PHD: Isn’t greed a kind of (latent) violence? I suspect the greed for gold, for land, for jobs, for water may underlie much of the historical violence of the West. But perhaps that’s a British perspective. I felt I grew up (albeit in the 70’s and 80’s) in a country that felt as if it still had a wartime rationing mentality. There wasn’t enough to go around—I’m not speaking of essentials like food and fuel here, but more abstract things—not enough satisfaction, not enough success. It felt as if someone else were successful, there was less of that success available to you. The US by contrast, when I arrived here in the 90’s at least, struck me as somewhere where there was (theoretically) more to go around, that one person’s happiness and success didn’t necessarily diminish another’s. That’s an optimistic (and I know now a naïve) vision, but also perhaps a constructed myth. Propaganda almost.
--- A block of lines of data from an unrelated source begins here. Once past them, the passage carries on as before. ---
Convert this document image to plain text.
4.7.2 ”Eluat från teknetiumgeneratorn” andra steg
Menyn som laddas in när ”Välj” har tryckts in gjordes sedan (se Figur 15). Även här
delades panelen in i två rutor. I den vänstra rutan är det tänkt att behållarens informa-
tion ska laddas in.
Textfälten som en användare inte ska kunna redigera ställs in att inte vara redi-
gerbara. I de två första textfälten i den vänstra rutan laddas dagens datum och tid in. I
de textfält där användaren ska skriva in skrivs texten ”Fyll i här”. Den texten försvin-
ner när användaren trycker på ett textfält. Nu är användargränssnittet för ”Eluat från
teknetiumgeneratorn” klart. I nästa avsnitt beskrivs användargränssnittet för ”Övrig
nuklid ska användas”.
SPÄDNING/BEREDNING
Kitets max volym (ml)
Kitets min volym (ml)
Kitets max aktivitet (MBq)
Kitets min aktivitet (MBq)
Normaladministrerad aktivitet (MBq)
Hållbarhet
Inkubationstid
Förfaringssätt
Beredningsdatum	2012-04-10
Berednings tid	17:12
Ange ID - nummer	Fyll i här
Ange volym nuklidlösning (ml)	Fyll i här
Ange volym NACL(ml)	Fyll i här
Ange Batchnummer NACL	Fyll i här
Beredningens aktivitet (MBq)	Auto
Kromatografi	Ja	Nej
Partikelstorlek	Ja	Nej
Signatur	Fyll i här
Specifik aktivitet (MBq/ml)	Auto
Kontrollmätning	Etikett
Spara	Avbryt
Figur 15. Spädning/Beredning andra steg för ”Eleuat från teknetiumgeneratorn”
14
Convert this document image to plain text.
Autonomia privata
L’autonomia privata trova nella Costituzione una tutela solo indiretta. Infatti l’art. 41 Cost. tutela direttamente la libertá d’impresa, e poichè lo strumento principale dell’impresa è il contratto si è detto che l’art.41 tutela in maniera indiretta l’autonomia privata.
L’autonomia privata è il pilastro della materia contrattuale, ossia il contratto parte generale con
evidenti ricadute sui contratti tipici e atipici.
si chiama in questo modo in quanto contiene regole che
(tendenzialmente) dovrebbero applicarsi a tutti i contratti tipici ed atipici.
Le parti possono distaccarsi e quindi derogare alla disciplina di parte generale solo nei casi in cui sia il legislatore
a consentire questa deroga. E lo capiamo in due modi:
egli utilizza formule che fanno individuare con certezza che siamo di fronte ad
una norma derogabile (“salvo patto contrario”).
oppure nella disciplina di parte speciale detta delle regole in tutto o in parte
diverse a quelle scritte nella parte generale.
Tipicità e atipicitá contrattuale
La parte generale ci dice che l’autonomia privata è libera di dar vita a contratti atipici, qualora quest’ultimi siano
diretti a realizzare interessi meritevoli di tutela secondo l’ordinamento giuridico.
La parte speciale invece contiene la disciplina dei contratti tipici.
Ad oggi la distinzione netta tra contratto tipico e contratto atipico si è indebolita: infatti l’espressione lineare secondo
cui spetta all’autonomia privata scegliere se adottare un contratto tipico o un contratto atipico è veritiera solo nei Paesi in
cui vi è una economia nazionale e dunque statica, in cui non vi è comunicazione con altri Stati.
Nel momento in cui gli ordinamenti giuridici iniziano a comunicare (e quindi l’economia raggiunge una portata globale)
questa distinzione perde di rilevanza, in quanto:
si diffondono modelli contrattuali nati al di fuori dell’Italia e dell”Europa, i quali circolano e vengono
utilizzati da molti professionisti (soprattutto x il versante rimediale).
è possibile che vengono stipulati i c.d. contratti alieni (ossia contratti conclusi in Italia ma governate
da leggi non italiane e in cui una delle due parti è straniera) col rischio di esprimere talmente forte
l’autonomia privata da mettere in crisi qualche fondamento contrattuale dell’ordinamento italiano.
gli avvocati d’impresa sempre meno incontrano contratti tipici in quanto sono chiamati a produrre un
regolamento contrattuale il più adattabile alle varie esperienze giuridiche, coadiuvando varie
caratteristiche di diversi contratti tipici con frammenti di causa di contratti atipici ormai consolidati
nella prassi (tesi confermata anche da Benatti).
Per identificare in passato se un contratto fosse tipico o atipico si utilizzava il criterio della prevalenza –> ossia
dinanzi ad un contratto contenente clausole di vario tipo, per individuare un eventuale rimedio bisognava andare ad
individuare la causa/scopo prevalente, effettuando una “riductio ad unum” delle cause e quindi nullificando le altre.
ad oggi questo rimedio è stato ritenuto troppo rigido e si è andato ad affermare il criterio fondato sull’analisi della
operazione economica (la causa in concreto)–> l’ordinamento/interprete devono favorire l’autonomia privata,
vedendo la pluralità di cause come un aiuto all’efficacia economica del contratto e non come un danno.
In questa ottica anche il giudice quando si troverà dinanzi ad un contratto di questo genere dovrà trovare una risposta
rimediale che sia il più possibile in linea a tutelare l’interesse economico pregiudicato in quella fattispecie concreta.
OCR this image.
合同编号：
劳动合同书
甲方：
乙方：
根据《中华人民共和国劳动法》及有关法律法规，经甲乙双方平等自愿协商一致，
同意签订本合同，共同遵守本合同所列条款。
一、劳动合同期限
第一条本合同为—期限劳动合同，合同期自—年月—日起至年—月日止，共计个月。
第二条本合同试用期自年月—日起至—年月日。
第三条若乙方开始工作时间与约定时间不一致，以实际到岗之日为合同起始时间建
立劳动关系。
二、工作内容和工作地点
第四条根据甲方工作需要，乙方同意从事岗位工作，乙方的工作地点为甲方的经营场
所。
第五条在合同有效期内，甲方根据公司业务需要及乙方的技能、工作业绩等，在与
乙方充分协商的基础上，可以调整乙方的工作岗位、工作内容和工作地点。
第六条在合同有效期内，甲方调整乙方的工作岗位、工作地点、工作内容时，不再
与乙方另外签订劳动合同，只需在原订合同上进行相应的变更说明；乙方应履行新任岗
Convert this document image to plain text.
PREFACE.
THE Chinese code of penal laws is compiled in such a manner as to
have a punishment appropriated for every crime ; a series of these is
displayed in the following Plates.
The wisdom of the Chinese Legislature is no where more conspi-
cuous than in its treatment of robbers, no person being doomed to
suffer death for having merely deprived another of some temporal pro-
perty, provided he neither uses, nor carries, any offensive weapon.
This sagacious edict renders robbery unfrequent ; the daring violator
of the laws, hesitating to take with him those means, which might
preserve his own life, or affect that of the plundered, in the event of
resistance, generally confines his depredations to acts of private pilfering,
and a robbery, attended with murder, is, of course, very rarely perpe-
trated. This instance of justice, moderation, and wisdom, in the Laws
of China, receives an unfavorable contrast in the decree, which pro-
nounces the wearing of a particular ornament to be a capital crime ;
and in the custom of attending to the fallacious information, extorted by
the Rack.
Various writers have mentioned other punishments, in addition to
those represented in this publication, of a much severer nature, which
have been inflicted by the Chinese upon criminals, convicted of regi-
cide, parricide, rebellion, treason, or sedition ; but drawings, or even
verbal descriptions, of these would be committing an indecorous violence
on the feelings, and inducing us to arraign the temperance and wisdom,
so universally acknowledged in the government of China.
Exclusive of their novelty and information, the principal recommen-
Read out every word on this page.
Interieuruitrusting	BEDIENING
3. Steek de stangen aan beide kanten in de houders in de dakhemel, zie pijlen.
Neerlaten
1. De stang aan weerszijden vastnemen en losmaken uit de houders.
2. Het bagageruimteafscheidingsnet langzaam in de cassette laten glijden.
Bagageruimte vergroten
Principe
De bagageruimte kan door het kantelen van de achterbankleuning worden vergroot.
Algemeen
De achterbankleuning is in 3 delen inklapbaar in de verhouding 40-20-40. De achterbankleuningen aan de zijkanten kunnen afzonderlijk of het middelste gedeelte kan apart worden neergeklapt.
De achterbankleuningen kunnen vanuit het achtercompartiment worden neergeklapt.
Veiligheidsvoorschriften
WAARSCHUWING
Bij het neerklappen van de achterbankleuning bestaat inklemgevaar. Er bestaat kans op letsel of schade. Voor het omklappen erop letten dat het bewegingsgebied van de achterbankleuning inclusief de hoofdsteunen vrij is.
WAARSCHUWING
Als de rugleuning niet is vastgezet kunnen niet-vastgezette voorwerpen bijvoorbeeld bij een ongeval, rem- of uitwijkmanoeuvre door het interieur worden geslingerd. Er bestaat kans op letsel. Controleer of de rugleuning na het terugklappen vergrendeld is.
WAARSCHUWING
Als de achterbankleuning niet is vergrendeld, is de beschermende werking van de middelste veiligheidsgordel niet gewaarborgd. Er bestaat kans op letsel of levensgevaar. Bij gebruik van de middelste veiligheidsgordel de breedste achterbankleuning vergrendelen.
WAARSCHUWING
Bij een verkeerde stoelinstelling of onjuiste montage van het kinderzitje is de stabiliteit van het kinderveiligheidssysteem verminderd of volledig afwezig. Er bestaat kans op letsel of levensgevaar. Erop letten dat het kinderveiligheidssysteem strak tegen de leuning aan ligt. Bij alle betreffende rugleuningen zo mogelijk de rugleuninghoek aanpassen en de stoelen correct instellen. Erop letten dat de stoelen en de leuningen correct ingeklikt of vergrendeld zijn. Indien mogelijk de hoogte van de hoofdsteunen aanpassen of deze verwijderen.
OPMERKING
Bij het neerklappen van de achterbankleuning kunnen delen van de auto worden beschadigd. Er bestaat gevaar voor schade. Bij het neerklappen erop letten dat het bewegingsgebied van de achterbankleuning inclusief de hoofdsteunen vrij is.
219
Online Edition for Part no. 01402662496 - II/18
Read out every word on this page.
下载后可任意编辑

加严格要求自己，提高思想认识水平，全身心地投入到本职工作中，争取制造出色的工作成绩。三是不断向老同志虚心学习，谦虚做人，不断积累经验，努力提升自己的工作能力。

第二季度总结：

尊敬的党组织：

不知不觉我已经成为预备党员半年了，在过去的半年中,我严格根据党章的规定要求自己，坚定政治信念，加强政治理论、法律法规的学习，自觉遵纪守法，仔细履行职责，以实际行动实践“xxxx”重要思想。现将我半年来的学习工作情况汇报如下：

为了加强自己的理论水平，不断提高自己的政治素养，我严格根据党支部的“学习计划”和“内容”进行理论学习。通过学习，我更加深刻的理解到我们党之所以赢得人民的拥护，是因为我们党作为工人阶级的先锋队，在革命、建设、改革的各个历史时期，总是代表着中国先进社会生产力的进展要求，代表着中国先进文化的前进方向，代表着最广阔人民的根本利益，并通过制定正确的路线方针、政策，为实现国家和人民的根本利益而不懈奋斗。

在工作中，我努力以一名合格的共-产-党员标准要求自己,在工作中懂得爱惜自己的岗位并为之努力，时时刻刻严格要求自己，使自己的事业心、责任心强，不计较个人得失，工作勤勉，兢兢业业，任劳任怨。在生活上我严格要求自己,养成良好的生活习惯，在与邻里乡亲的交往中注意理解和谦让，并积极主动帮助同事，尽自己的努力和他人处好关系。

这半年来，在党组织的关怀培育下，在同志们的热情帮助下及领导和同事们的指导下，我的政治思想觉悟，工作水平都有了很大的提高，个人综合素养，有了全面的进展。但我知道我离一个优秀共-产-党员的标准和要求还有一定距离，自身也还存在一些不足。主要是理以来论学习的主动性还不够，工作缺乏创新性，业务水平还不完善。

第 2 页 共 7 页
The West seems in the national historical imagination a site of boundless space (try telling that to Native Americans!), boundless resources (trying telling that to the buffalo!), but really it may have only been one of boundless greed.
JH: “The Chinese might have physically united the country by building railroad across it, but now they were uniting it in another sense, binding the quarreling tribes of Irish and English, French and Germans, Swedes and Italians together against a common enemy.” Is unity, is a measure of harmonious living (especially in the West, especially as it’s being so quickly changed during this time, if not today and always), only possible by exclusion? And does that connect, perhaps, with the idea of “quintessential Americans” who were ” . . . certain they deserved better than their lot, that the world, the earth, owed them its treasures?
PHD: Even in The Welsh Girl, I was interested in the idea of how communities, countries form their identities in relation to others. Welshness in some sense is “not Englishness.” We know ourselves—as individuals or nations—often in comparison to others. I am not you. The US is not . . . Great Britain (in 1776). Writing The Welsh Girl it seemed to me as if the smaller nation would naturally define itself against the larger or more powerful, while the larger nation might not do so against the smaller (children define themselves against their parents, but perhaps not vice versa, say). But The Fortunes modifies that idea somewhat. My theory is that in California, at least, in around the 1870’s, the majority group—white settlers—in some sense defined themselves against the minority (the Chinese “other”). But, of course, that majority was itself in some sense anxious, weaker, more tenuous than it might seem in retrospect. Whiteness was still under construction (were the Irish to be included say?) and the nation was being forged from very disparate (if European) immigrant groups.
I’d still argue then that this search for self, by defining ourselves against the other, is an act of the weak, the unconfident. It’s not a statement of who we are, it’s a statement of who we’re not (which suggests an uncertainty about who we are).
Can we relate this to the present? Maybe. We seem to be living in a period of increasing racial and identity strife—at least the rhetoric is getting louder—but does this mean in some simple sense that bigotry is growing? Maybe it means that those speaking in such terms feel themselves to be losing (as I have to hope, and believe, they are), that the bluster is in fact a manifestation of dwindling power.